Экое диво осень!

Владимир Степанищев
     Экое диво – осень! Что ж это такое!.. Какой серебряный камертон звучит, какой летучий, свободный росчерк брошен на холст безвестным художником, какой ласковый, теплый крест помазан заботливой чьей-то рукою на чело твоё, что будь ты хоть князь, хоть грязь, хоть милорд, купец, мудрец иль невежда, да пускай и подлец последний, а взглянешь в окно, а пуще, – выйдешь за дверь, - зазвенит медной стружкою листва под ногою, ожжет студеным поцелуем чистый воздух, нахмурятся небеса, не то стесняясь, не то завидуя, что не им, вечным, сегодня внимание и восторг, поведешь взором округ себя…, да так и не успеешь унять, перехватить комок у горла и расплачешься такою росою, что и в лучшем счастье на памяти своей не плакивал….

     Экое диво – осень! Диво и тайна. Философ не понимал лишь звездного неба над головой да морального закона внутри себя… А осень? Осень он понимал? Каким мелким, каким ничтожным видится рядом с нею всё, даже самое великое, даже звездное небо, даже и сам Бог! Какой бессмысленной суетою предстает вдруг пред звучанием этого потустороннего органа всё прожитое, пережитое, завоеванное и проигранное, обретенное и утраченное, - все тлен, всё суета пред вчера еще обыкновенным кленом… Но сегодня… Его медь, его золото, его пурпур, его черное, тонкое иль мускулистое, но измученное борьбою за жизнь тело – все говорит, кричит иль шепчет о смерти как красоте, о единственной на земле истинной красоте, красоте увядания. «Неважно, как ты жил, - важно, какова, сколь красива, насыщена охрою и киноварью осень твоя», – трубит бронзою мне клен, вторит золотою флейтою береза, плачет серебряною скрипкою ива…

     Экое диво – осень!
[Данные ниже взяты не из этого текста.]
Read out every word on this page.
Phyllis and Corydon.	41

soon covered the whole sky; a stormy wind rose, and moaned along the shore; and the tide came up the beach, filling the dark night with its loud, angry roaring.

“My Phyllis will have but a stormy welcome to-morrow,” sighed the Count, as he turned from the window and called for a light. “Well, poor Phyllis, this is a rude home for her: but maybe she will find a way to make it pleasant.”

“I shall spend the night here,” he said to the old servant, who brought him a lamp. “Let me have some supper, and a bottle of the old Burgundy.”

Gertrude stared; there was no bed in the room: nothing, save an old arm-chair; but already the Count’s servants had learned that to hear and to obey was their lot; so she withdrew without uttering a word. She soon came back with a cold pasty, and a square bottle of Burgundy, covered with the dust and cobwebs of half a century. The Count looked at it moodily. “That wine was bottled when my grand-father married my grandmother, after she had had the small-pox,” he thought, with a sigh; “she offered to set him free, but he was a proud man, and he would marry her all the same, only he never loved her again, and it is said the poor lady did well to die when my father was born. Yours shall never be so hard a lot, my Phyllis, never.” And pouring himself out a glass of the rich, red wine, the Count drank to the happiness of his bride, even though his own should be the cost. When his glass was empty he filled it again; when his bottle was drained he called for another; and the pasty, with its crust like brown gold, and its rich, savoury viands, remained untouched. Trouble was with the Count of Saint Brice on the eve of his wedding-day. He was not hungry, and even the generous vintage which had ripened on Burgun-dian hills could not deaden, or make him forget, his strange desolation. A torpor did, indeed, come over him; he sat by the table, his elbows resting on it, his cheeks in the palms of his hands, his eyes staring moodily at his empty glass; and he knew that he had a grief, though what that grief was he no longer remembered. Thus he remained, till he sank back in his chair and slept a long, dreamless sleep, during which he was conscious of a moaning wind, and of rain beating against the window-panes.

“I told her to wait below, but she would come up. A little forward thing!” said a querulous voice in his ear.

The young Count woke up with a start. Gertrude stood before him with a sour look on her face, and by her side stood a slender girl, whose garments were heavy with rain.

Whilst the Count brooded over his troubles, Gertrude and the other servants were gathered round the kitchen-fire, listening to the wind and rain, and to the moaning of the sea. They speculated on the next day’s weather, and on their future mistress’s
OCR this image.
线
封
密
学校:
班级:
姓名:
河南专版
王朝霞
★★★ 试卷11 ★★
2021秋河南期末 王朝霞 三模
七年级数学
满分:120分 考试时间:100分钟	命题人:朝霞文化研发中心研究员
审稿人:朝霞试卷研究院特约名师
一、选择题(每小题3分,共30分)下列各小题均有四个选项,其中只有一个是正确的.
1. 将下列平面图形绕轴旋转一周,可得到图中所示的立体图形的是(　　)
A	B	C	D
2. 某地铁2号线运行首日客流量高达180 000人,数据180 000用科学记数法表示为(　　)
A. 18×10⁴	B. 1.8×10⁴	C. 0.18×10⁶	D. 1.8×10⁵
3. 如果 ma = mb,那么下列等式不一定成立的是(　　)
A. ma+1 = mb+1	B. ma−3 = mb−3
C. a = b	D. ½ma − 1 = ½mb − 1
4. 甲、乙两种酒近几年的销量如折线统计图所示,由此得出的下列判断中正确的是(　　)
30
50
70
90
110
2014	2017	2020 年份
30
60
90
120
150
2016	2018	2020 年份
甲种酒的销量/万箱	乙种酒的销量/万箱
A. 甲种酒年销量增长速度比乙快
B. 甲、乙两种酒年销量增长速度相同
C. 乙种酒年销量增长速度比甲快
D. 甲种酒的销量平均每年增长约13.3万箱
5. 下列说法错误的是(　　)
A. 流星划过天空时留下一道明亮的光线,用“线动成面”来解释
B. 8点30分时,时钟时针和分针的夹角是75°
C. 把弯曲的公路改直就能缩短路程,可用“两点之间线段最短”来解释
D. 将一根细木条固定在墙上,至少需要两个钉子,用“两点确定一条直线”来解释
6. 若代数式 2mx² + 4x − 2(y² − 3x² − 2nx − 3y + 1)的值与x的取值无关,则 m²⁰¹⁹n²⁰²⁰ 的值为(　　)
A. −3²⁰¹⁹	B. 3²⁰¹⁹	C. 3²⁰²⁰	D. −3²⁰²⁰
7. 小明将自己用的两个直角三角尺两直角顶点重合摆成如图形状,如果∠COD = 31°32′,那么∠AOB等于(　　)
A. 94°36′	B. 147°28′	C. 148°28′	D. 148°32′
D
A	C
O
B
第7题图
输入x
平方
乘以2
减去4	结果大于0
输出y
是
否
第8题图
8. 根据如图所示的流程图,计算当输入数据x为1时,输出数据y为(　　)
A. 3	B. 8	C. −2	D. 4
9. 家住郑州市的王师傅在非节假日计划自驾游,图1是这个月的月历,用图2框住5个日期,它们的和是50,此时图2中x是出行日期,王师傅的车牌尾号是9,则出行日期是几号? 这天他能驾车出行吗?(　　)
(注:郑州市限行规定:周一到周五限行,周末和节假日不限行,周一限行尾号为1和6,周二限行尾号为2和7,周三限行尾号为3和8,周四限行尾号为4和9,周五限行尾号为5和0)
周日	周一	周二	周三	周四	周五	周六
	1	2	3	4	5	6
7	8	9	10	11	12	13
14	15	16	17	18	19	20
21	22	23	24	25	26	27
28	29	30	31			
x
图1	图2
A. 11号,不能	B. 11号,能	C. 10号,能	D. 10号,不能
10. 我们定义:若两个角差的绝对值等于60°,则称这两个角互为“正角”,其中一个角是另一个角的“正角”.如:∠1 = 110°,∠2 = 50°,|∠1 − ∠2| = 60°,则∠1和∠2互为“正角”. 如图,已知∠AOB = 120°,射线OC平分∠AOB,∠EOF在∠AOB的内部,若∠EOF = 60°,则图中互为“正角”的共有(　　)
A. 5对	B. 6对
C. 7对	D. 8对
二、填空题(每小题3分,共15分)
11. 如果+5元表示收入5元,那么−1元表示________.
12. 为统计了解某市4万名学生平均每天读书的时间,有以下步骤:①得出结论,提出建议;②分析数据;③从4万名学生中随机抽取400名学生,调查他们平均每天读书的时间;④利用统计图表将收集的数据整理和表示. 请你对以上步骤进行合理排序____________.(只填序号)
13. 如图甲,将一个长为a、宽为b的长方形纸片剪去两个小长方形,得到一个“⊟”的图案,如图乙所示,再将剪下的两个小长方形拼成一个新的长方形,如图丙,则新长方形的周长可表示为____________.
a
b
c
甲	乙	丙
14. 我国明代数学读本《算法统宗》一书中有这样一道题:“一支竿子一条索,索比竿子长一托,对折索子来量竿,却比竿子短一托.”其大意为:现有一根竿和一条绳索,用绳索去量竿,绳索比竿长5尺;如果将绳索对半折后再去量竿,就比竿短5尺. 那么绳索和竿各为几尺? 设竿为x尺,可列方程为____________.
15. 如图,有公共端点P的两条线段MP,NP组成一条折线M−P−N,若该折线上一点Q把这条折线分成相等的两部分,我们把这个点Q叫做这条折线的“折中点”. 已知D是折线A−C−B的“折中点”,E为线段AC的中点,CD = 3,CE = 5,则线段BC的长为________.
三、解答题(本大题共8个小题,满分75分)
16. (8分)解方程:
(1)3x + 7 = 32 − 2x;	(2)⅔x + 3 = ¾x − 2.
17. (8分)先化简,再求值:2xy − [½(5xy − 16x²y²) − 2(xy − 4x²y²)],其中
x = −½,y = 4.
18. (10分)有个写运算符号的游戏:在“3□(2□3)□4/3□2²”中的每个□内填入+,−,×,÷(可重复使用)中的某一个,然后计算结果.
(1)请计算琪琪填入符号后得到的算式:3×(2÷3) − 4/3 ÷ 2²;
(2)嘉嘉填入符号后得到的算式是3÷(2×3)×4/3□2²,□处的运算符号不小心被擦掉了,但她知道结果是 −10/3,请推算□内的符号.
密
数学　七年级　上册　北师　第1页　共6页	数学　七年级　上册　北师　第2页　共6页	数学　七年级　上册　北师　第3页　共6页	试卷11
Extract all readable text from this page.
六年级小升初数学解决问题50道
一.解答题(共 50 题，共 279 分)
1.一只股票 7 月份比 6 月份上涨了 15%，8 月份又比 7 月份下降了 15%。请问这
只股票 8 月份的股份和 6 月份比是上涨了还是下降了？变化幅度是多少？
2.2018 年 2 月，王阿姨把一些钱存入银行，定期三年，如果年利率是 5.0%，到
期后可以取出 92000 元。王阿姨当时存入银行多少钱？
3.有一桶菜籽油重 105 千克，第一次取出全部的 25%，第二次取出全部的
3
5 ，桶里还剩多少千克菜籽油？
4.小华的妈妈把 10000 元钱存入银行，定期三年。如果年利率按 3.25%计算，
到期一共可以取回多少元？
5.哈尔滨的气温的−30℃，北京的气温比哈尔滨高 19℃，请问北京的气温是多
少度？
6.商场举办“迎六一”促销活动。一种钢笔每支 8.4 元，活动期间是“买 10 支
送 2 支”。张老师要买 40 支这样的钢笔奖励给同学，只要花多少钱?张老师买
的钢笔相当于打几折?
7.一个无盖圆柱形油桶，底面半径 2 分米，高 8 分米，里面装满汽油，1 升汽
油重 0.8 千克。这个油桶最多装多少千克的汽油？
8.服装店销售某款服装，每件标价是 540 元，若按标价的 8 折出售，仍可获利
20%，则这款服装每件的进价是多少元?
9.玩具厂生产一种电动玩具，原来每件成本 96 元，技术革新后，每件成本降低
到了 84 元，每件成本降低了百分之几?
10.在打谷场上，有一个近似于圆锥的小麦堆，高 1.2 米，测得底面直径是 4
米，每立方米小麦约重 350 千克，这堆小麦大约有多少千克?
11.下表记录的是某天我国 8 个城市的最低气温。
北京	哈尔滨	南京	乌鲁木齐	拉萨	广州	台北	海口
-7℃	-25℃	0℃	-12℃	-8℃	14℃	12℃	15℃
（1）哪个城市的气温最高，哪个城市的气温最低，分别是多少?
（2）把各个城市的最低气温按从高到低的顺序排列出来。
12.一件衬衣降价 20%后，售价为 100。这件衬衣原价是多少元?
Нет, никогда не сравниться, хоть собери всех художников, ваятелей да архитекторов мира и дай им все золото его, православному храму с осенним лесом ни великолепием неземным, ни духом занебесным: в нем нет ни капли ханжества; краски его чисты и искренни; ладан его не щипит глаз, не щекочет носа; врата Царские его настежь, амвон, алтарь – везде ступи, всё рассмотри, до всего дотронься – никто не окрикнет, не шикнет, не преступит шаг твой золоченой рясою; на клиросе ни души, но откуда ж хоры, откуда музыка? – а прямо из груди твоей, да колоратурным сопрано, да бас-баритоном такими чистыми, что во век не слыхивал… Аллилуйя!

     Экое диво – осень! Оставь этюдник свой дома, живописец, будь ты хоть Поленов, Куинджи иль сам Левитан, - не запечатлеть тебе и толики торжественного траура засыпающего леса; отложи блокнот свой, поэт, даже если и сам Пушкин иль Есенин водит твоей рукою, - не передашь трепета вечности; не терзай карандашом нотоносец, композитор, пускай если даже Вивальди и Чайковский тебе в завистники, - не дотянешься, не угадаешь правильной ноты в доминант септаккорде эпилога бытия… Просто смотри, просто слушай, просто вдыхай это оду радости смерти; по правую руку твою Бог, по левую сатана и оба молчат, оба внимают, оба молятся, оба плачут. Да, Создатель подарил природе жизнь, дьявол очертил ей предел, но великолепие осени отнюдь не их творенье… Чьё? Не спрашивай – просто смотри, слушай и молись. Молись, чтоб осень жизни твоей, когда придет срок, прозвучала так же, таким же гением. Оглянись, ничего не поздно поправить: примирись с братом твоим, повинись пред оскорбленным тобою, прости предавшего тебя, укравшего у тебя, отпусти завидующему тебе, покайся на могиле того, пред кем не успел покаяться – услышит, не шепчи «Отче наш» - не оскверняй осень жизни твоей унижением просьбы – осень сама всё простит, в чем грех был, сама всё подаст, в чем нужда осталась, отторгнет суетное, очистит от скоромного, все спасет красота её. Погляди в вечное небо, видишь, и оно склонилось пред величием осени! Прислушайся… Слышишь? - колоколом набатным над всем миром - Аллилуйя! Аллилуйя! Аллилуйя!

     Экое диво, экое волшебство, экое божество – Осень! Твоё, о Твоё есть Царство и сила и слава во веки! Аминь.